What would it be like to live next to a supermassive black hole? While difficult to imagine, a recent simulation modeling the central region of the Milky Way galaxy tells a fascinating story that can be safely enjoyed from the Earth 26,000 lightyears away.
Jim Stone, a computational astrophysicist and Professor in the School of Natural Sciences, along with Sean Ressler and Chris White from UC Santa Barbara’s Kavli Institute for Theoretical Physics and Eliot Quataert from UC Berkeley, conducted a study investigating the magnetic properties of the accretion disk surrounding the Milky Way’s central black hole, known as Sagittarius A* (Sgr A*). This work has since been published in Astrophysical Journal Letters.
The team was specifically interested in determining whether or not the black hole’s magnetic field, generated by in-falling matter, could build up to the point where it briefly chokes off the accretion flow—a condition scientists call “magnetically arrested.”
To answer this question, a model of epic proportions was constructed, spanning seven orders of magnitude. The model accounts for events lasting only seconds as well as those playing out over thousands of years, from horizon-scale interactions to stars orbiting as far as 20 trillion miles away.
The immediate neighborhood of Sgr A* consists of about 30 Wolf-Rayet stars, which shed tremendous amounts of material and produce turbulent solar winds. By studying this group of stars, the team was able to trace the material consumed by the black hole back to its source.
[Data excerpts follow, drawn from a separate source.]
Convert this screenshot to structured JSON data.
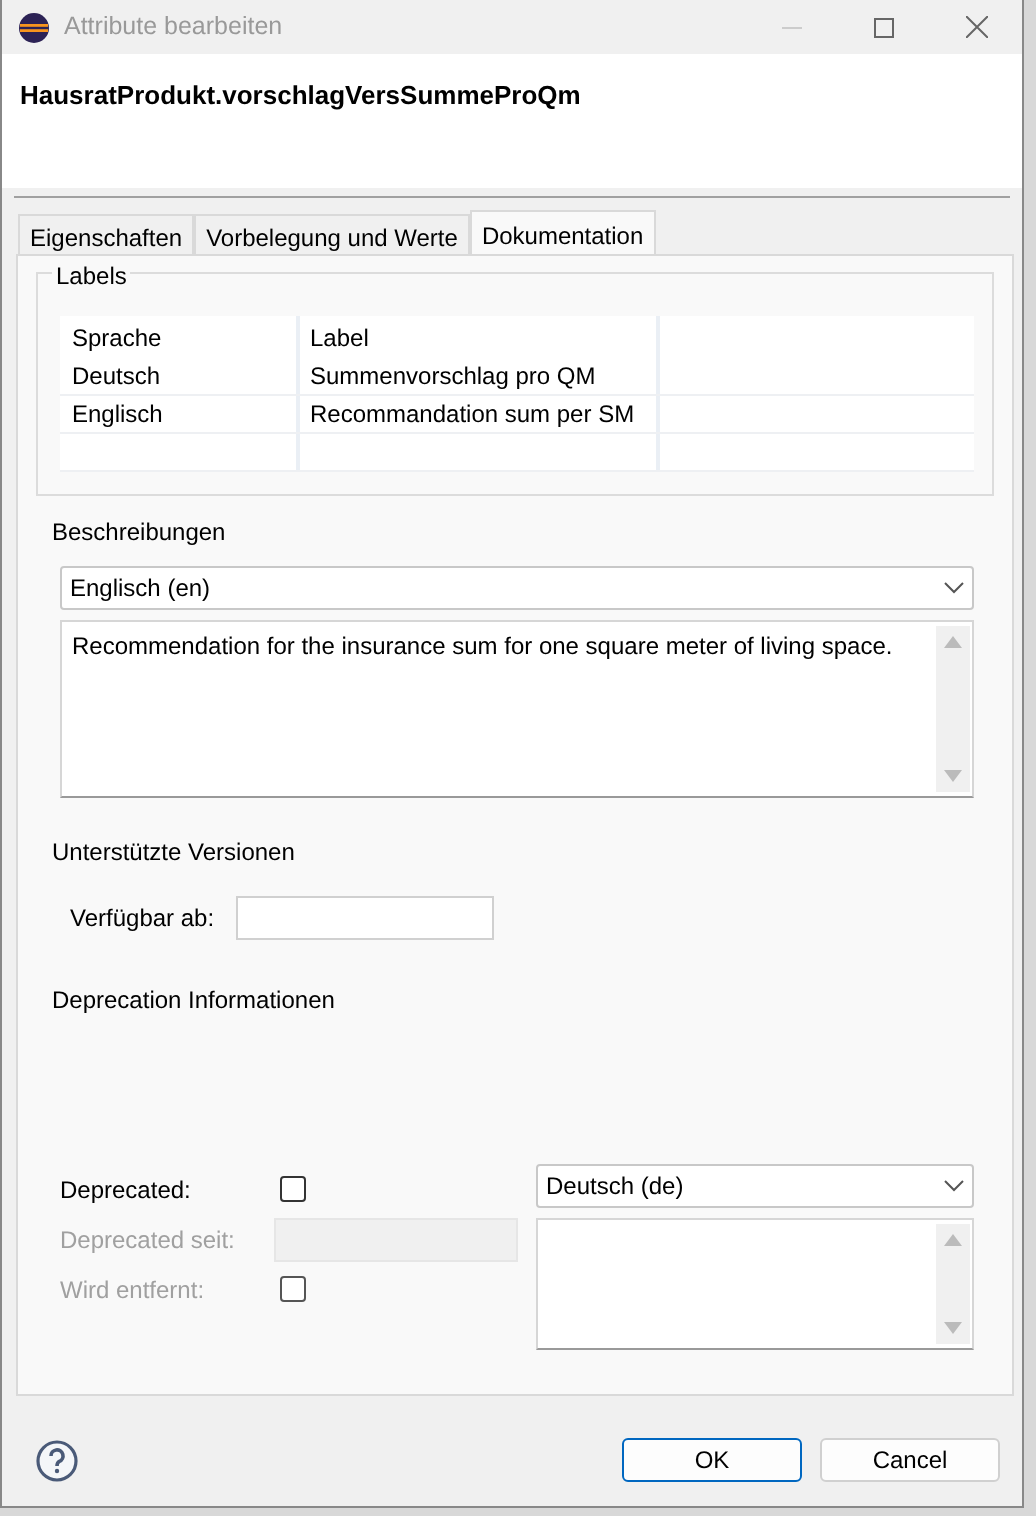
{
  "window": {
    "title": "Attribute bearbeiten"
  },
  "header": {
    "title": "HausratProdukt.vorschlagVersSummeProQm"
  },
  "tabs": [
    {
      "label": "Eigenschaften",
      "selected": false
    },
    {
      "label": "Vorbelegung und Werte",
      "selected": false
    },
    {
      "label": "Dokumentation",
      "selected": true
    }
  ],
  "labels_group": {
    "title": "Labels",
    "columns": [
      "Sprache",
      "Label"
    ],
    "rows": [
      [
        "Deutsch",
        "Summenvorschlag pro QM"
      ],
      [
        "Englisch",
        "Recommandation sum per SM"
      ]
    ]
  },
  "descriptions": {
    "title": "Beschreibungen",
    "language": "Englisch (en)",
    "text": "Recommendation for the insurance sum for one square meter of living space."
  },
  "versions": {
    "title": "Unterstützte Versionen",
    "field_label": "Verfügbar ab:"
  },
  "deprecation": {
    "title": "Deprecation Informationen",
    "language": "Deutsch (de)",
    "items": [
      {
        "kind": "checkbox",
        "label": "Deprecated:",
        "checked": false,
        "disabled": false
      },
      {
        "kind": "field",
        "label": "Deprecated seit:",
        "disabled": true
      },
      {
        "kind": "checkbox",
        "label": "Wird entfernt:",
        "checked": false,
        "disabled": true
      }
    ]
  },
  "buttons": [
    {
      "label": "OK",
      "default": true
    },
    {
      "label": "Cancel",
      "default": false
    }
  ]
}
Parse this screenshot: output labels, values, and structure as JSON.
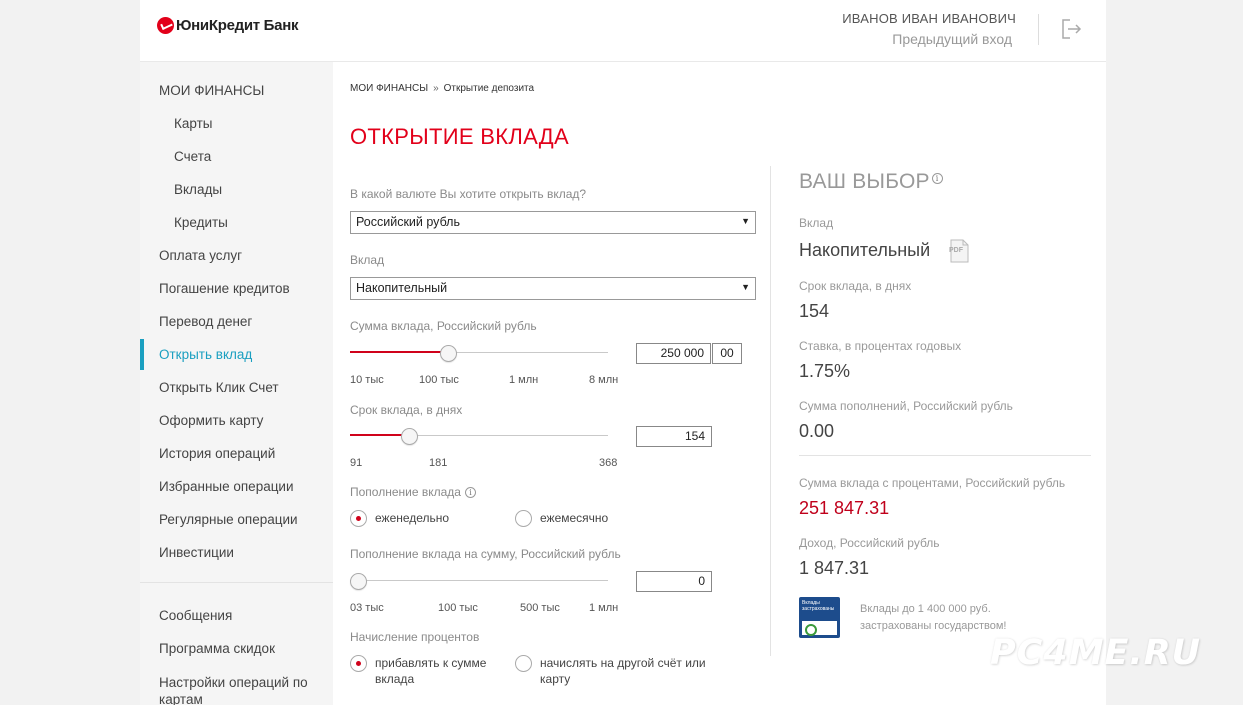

The model confirmed that Sgr A* could become magnetically arrested despite a relatively quiet galactic center. This work has wide implications for the study of black hole dynamics and other cosmic phenomena that exceed human timescales. The Event Horizon Telescope collaboration, which employed such simulations to produce the first image of a black hole, has since reached out to the team to obtain its simulation data.
Jim Stone joined the Faculty of the IAS School of Natural Sciences last year. His development of influential codes and his innovative approach to modeling complex astrophysical systems continues to shape the field and contribute greatly to our scientific understanding of the universe.